Let’s assume I have a simple project layout with a single configuration file and an SQL folder:

./sql/foo.sql
./sql/bar.sql
pyproject.toml

First, let’s configure sqlfluff, for example:

[tool.sqlfluff.core]
templater = "jinja"
sql_file_exts = ".jinja2.sql,.sql,.sql.jinja2"
dialect = "athena"
max_line_length = 120

Important: sqlfluff uses nesting configuration, where it basically traverses all directories to a file it acts on, tries to find another config file, and if it does overrides/updates values. The closer to the final file, the higher the priority of the settings. Finally, in-file configuration is also possible with comments like -- sqlfluff:dialect:athena, but: the value of templater can never be changed.
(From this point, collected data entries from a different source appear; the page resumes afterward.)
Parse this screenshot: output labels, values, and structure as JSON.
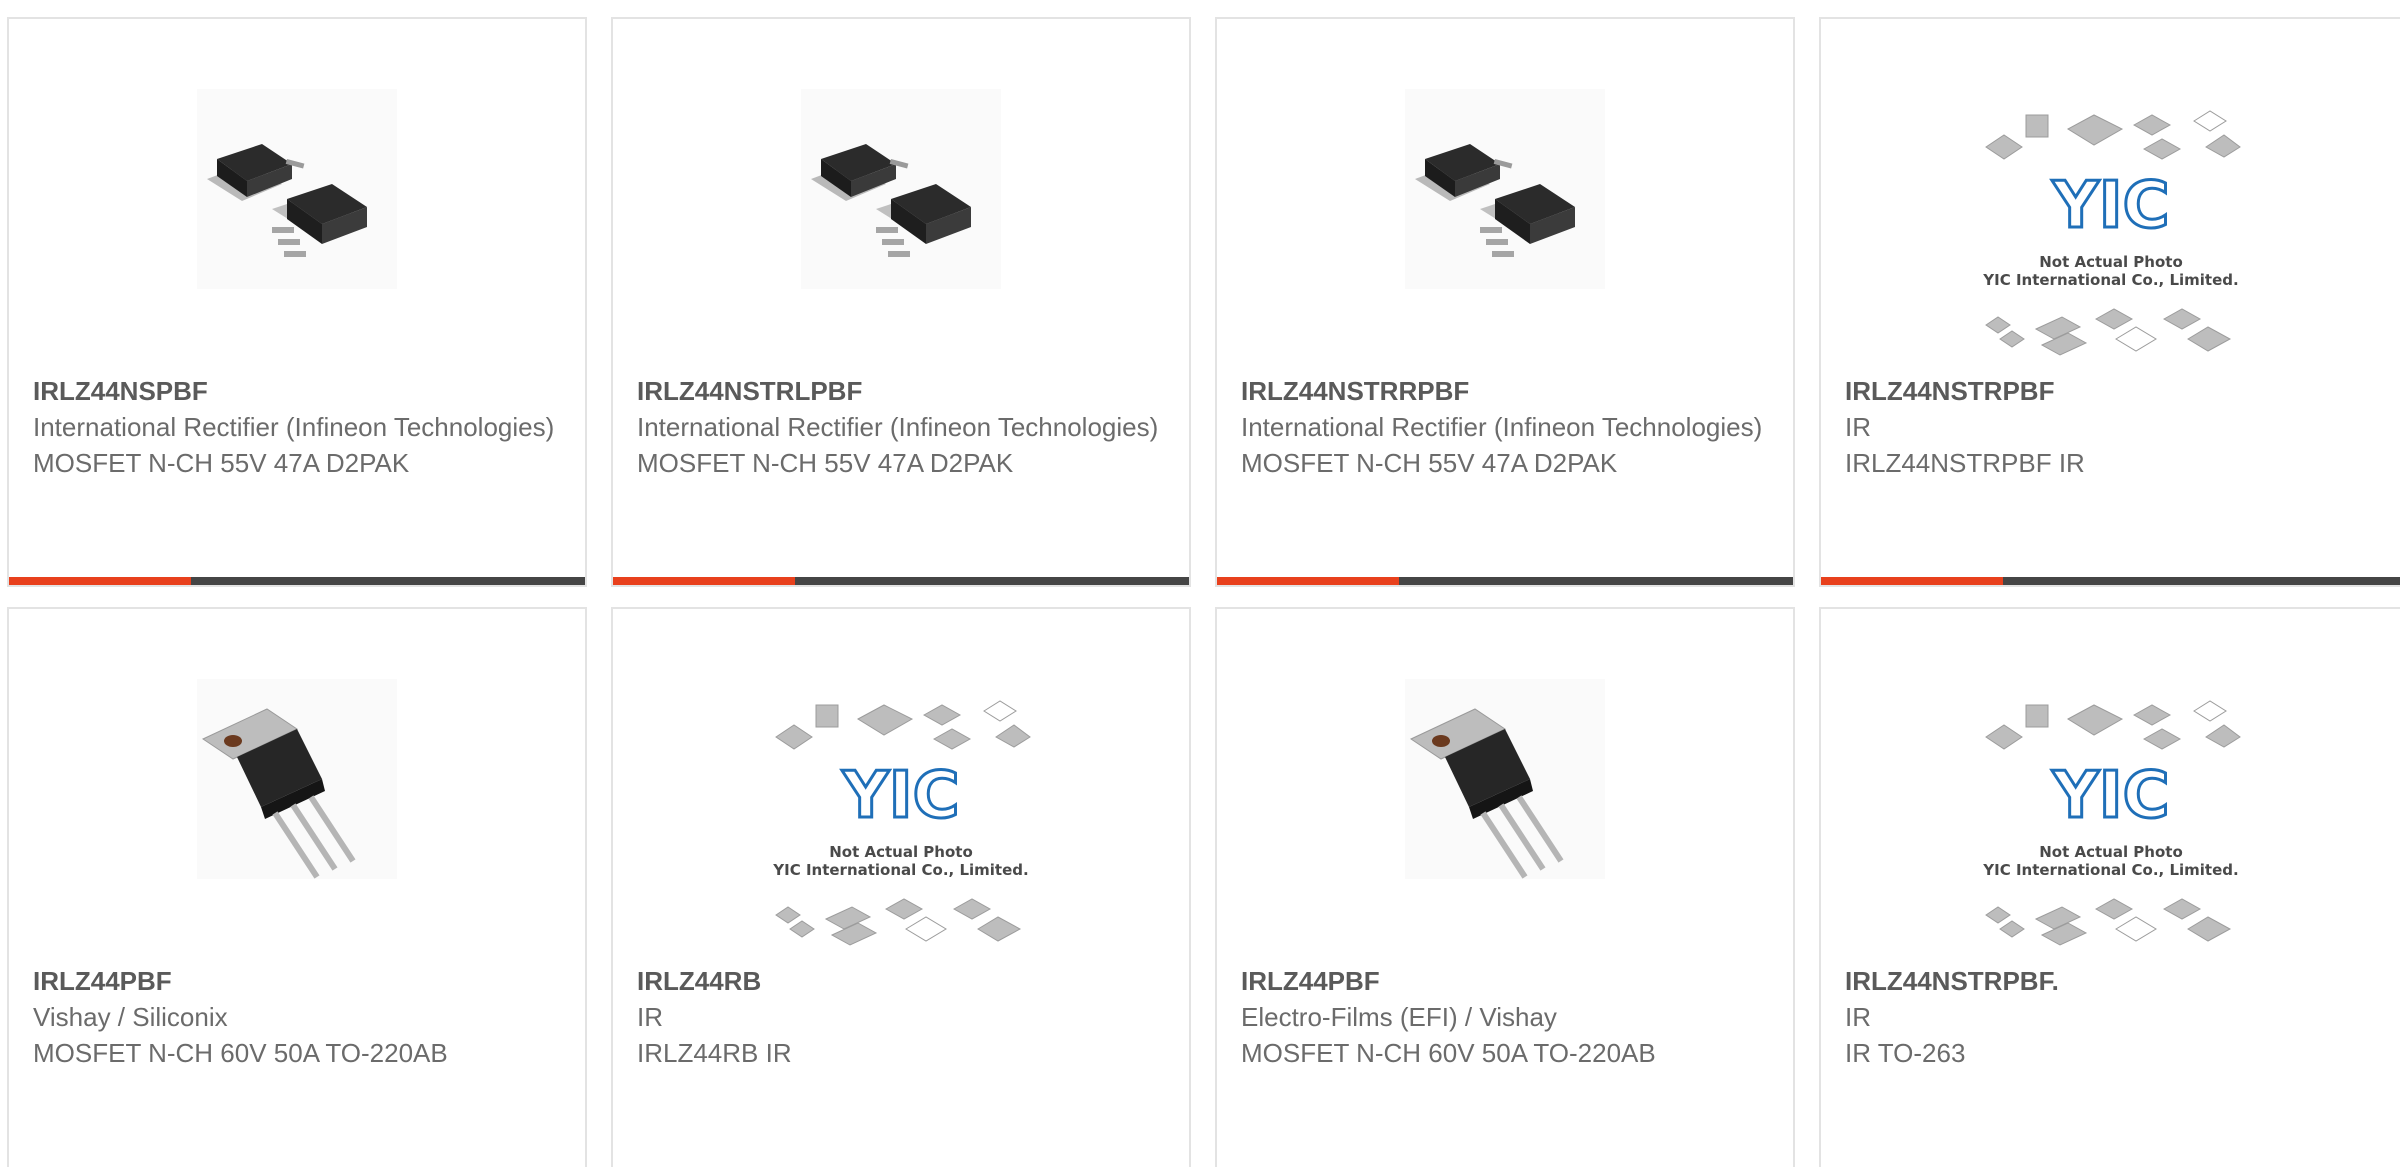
{
  "products": [
    {
      "part": "IRLZ44NSPBF",
      "manufacturer": "International Rectifier (Infineon Technologies)",
      "description": "MOSFET N-CH 55V 47A D2PAK",
      "image": "d2pak-package-icon"
    },
    {
      "part": "IRLZ44NSTRLPBF",
      "manufacturer": "International Rectifier (Infineon Technologies)",
      "description": "MOSFET N-CH 55V 47A D2PAK",
      "image": "d2pak-package-icon"
    },
    {
      "part": "IRLZ44NSTRRPBF",
      "manufacturer": "International Rectifier (Infineon Technologies)",
      "description": "MOSFET N-CH 55V 47A D2PAK",
      "image": "d2pak-package-icon"
    },
    {
      "part": "IRLZ44NSTRPBF",
      "manufacturer": "IR",
      "description": "IRLZ44NSTRPBF IR",
      "image": "not-actual-photo-placeholder"
    },
    {
      "part": "IRLZ44PBF",
      "manufacturer": "Vishay / Siliconix",
      "description": "MOSFET N-CH 60V 50A TO-220AB",
      "image": "to220-package-icon"
    },
    {
      "part": "IRLZ44RB",
      "manufacturer": "IR",
      "description": "IRLZ44RB IR",
      "image": "not-actual-photo-placeholder"
    },
    {
      "part": "IRLZ44PBF",
      "manufacturer": "Electro-Films (EFI) / Vishay",
      "description": "MOSFET N-CH 60V 50A TO-220AB",
      "image": "to220-package-icon"
    },
    {
      "part": "IRLZ44NSTRPBF.",
      "manufacturer": "IR",
      "description": "IR TO-263",
      "image": "not-actual-photo-placeholder"
    }
  ],
  "placeholder": {
    "logo": "YIC",
    "line1": "Not Actual Photo",
    "line2": "YIC International Co., Limited."
  },
  "colors": {
    "accent": "#e8401c",
    "bar": "#454545",
    "border": "#e3e3e3",
    "text": "#6b6b6b"
  }
}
Let’s take a look at a simple file sql/example.sql.jinja2:

select
    "year", "month", "day"
from test.records
where
    "year" >= {{ year }}
    and "month" in ({{ months | join(',') }})

Trying to lint this with sqlfluff lint sql/example.sql.jinja2 fails, because we need to provide example values for the templating variables. sqlfluff simply interpolates the query with the example values to get a valid SQL query and then acts on that interpolated query. The sqlfluff docs always define example values for templating variables in configuration files, but this seems unintuitive to me, given that the configuration files apply to all sql files in a directory. Instead, I define them as top comments:

-- sqlfluff:templater:jinja:context:year:200
-- sqlfluff:templater:jinja:context:months:["100","200","300"]
select
    "year", "month", "day"
from test.records
where
    "year" >= {{ year }}
    and "month" in ({{ months | join(',') }})

sqlfluff render sql/example.sql.jinja2 shows us the interpolated version:

-- sqlfluff:templater:jinja:context:year:200
-- sqlfluff:templater:jinja:context:months:["100","200","300"]
select
    "year", "month", "day"
from test.records
where
    "year" >= 200
    and "month" in (100,200,300)

We can now use lint/format etc.

Further integration Link to heading

repos:
- repo: https://github.com/sqlfluff/sqlfluff
  rev: stable_version
  hooks:
    - id: sqlfluff-lint
    - id: sqlfluff-fix